DIAGNOSE THIS ZEBRA: A DIFFERENTIAL DIAGNOSIS CASE

African American with Torso Lesions, History of Spontaneous Keloids

By Ted Rosen, MD, FAAD

CASE HISTORY

A 36-year-old African American male presented for evaluation of lesions involving the anterior torso, extending from the level of the clavicle to the uppermost abdomen, just inferior to the nipple line.

He had developed these spontaneous keloids at age 15 to 17. But other than being unsightly, the lesions had generally only been associated with mild, intermittent tenderness. Recently, a number of the keloids had become both pruritic and painful. Notably, the same symptomatic keloids had begun to exude purulent drainage. The longstanding asymptomatic lesions, however, were not demonstrating purulent discharge.

Past medical history was not contributory. Family history was positive (father and one brother) for spontaneous keloids of the chest. A recent biochemical panel and complete blood count were entirely within normal limits. Specifically, there was no leukocytosis.

Physical examination revealed at least 13 distinct keloids located only on the anterior torso. Six areas of recent purulent exudation, now inflamed and covered by crusts, were identified

Pressure on any of these areas would elicit purulent discharge. There was no axillary adenopathy. Chest radiograph was normal. The remainder of the examination was unremarkable. Specifically, the patient was (and had been) afebrile. 

Biopsy revealed a few foci of folliculitis within a classic dense collagen stroma, consistent with a keloid. Aerobic, anaerobic, mycobacterial and fungal cultures of expressed purulence from several lesions yielded no growth.

What is your diagnosis and how would you help him?

DISCUSSION

The diagnosis is suppurative keloidosis, a rare variant of spontaneous keloid formation. This entity consists of largely sterile purulence developing in previously asymptomatic keloids.

It has been estimated that about one-quarter of keloid patients may develop this phenomenon.1,2 Patients at increased risk for suppuration to develop are typically of African ancestry, male gender, with many keloids, and with a positive family history for keloid formation.
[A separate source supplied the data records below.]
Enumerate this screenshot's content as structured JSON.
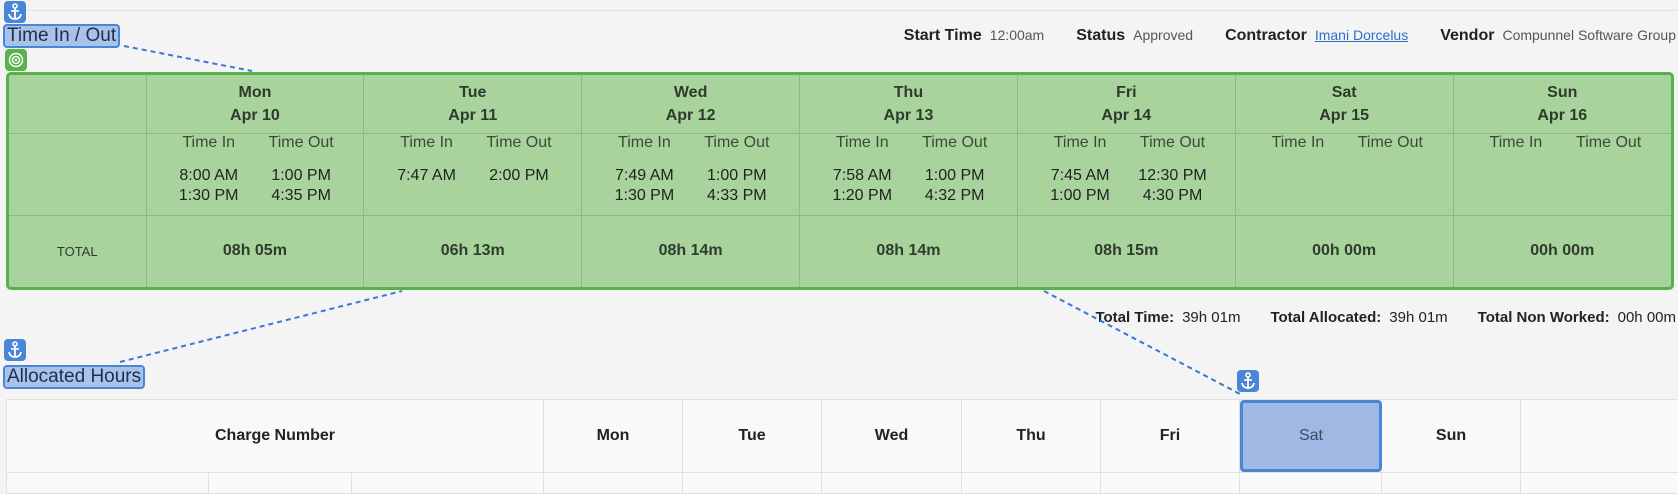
{
  "annotations": {
    "time_in_out_label": "Time In / Out",
    "allocated_hours_label": "Allocated Hours"
  },
  "header": {
    "start_time_label": "Start Time",
    "start_time_value": "12:00am",
    "status_label": "Status",
    "status_value": "Approved",
    "contractor_label": "Contractor",
    "contractor_value": "Imani Dorcelus",
    "vendor_label": "Vendor",
    "vendor_value": "Compunnel Software Group"
  },
  "time_table": {
    "time_in_label": "Time In",
    "time_out_label": "Time Out",
    "total_label": "TOTAL",
    "days": [
      {
        "day": "Mon",
        "date": "Apr 10",
        "in": [
          "8:00 AM",
          "1:30 PM"
        ],
        "out": [
          "1:00 PM",
          "4:35 PM"
        ],
        "total": "08h 05m"
      },
      {
        "day": "Tue",
        "date": "Apr 11",
        "in": [
          "7:47 AM"
        ],
        "out": [
          "2:00 PM"
        ],
        "total": "06h 13m"
      },
      {
        "day": "Wed",
        "date": "Apr 12",
        "in": [
          "7:49 AM",
          "1:30 PM"
        ],
        "out": [
          "1:00 PM",
          "4:33 PM"
        ],
        "total": "08h 14m"
      },
      {
        "day": "Thu",
        "date": "Apr 13",
        "in": [
          "7:58 AM",
          "1:20 PM"
        ],
        "out": [
          "1:00 PM",
          "4:32 PM"
        ],
        "total": "08h 14m"
      },
      {
        "day": "Fri",
        "date": "Apr 14",
        "in": [
          "7:45 AM",
          "1:00 PM"
        ],
        "out": [
          "12:30 PM",
          "4:30 PM"
        ],
        "total": "08h 15m"
      },
      {
        "day": "Sat",
        "date": "Apr 15",
        "in": [],
        "out": [],
        "total": "00h 00m"
      },
      {
        "day": "Sun",
        "date": "Apr 16",
        "in": [],
        "out": [],
        "total": "00h 00m"
      }
    ]
  },
  "totals": {
    "total_time_label": "Total Time:",
    "total_time_value": "39h 01m",
    "total_allocated_label": "Total Allocated:",
    "total_allocated_value": "39h 01m",
    "total_non_worked_label": "Total Non Worked:",
    "total_non_worked_value": "00h 00m"
  },
  "allocated_table": {
    "charge_number_label": "Charge Number",
    "days": [
      "Mon",
      "Tue",
      "Wed",
      "Thu",
      "Fri",
      "Sat",
      "Sun"
    ],
    "selected_day": "Sat"
  },
  "colors": {
    "highlight_blue": "#4a86d8",
    "highlight_green": "#5ab04a",
    "link": "#2a6fc9"
  },
  "icons": [
    "anchor-icon",
    "target-icon"
  ]
}
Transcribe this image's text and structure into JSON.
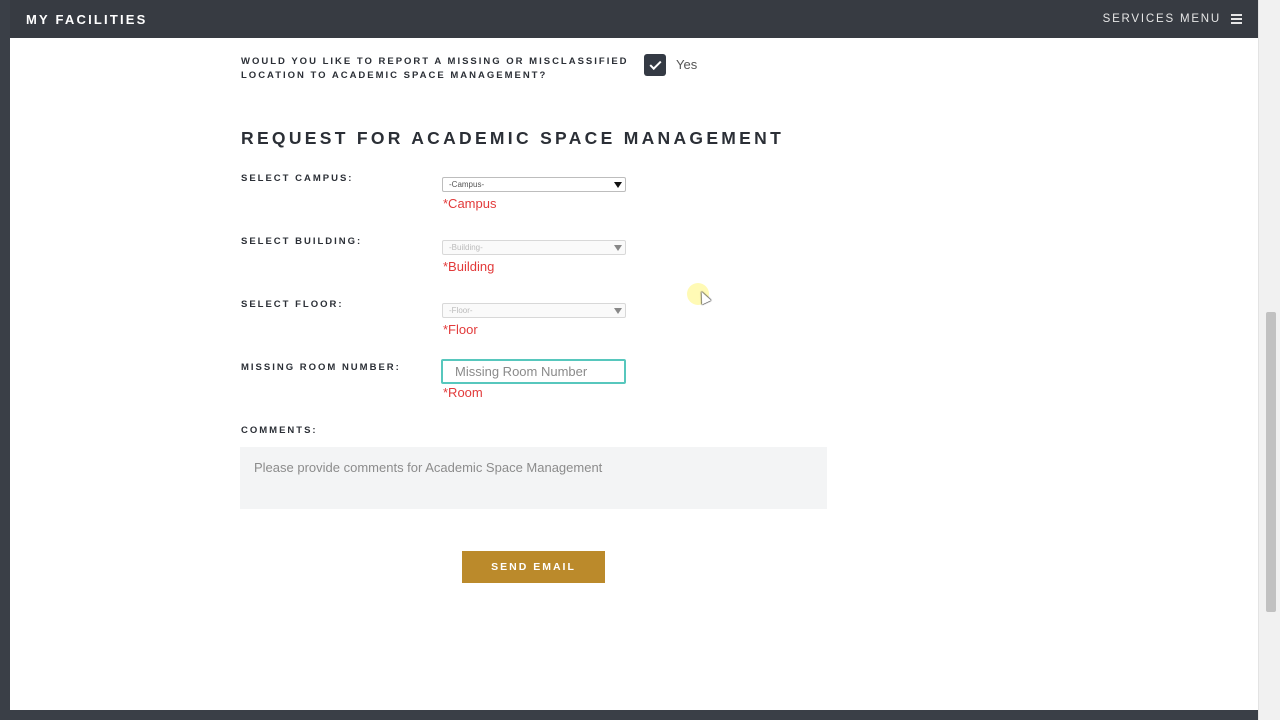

Clinical folliculitis may precede the presence of keloid suppuration, but cultures fail to yield anything other than occasionally normal skin flora. Since this is not an infectious process, it is suggested that use of antibiotic therapy is not appropriate. It is recommended that intralesional corticosteroid  injections form the basis for therapy.1-3

This particular patient’s lesions responded nicely to intralesional injections of triamcinolone acetonide, 5-10mg/ml concentration. Because the aseptic process involved in suppurative keloidosis is likely similar to that involved in hidradenitis, it has also been suggested that use of TNF-alfa blockers might prove beneficial. In fact, one such instance has already been documented.4

References:

  1. Delaleu J, et al. Suppurative keloids: a complication of severe keloid disease. Int J Dermatol. 2021;60(11):1392-1396. doi:10.1111/ijd.15641.
  2. Olaitan PB. Keloids: assessment of effects and psychosocial-impacts on subjects in a black African population. Indian J Dermatol Venereol Leprol. 2009;75(4):368-372. doi:10.4103/0378-6323.53132.
  3. Novick NL, et al. Suppurative keloidosis in a black woman. J Am Acad Dermatol. 1986;15(5 Pt 2):1090-1092. doi:10.1016/s0190-9622(86)70270-3.
  4. Jfri A, et al. Association of hidradenitis suppurativa and keloid formation: A therapeutic challenge. JAAD Case Rep. 2019;5(8):675-678. Published 2019 Aug 2. doi:10.1016/j.jdcr.2019.06.001.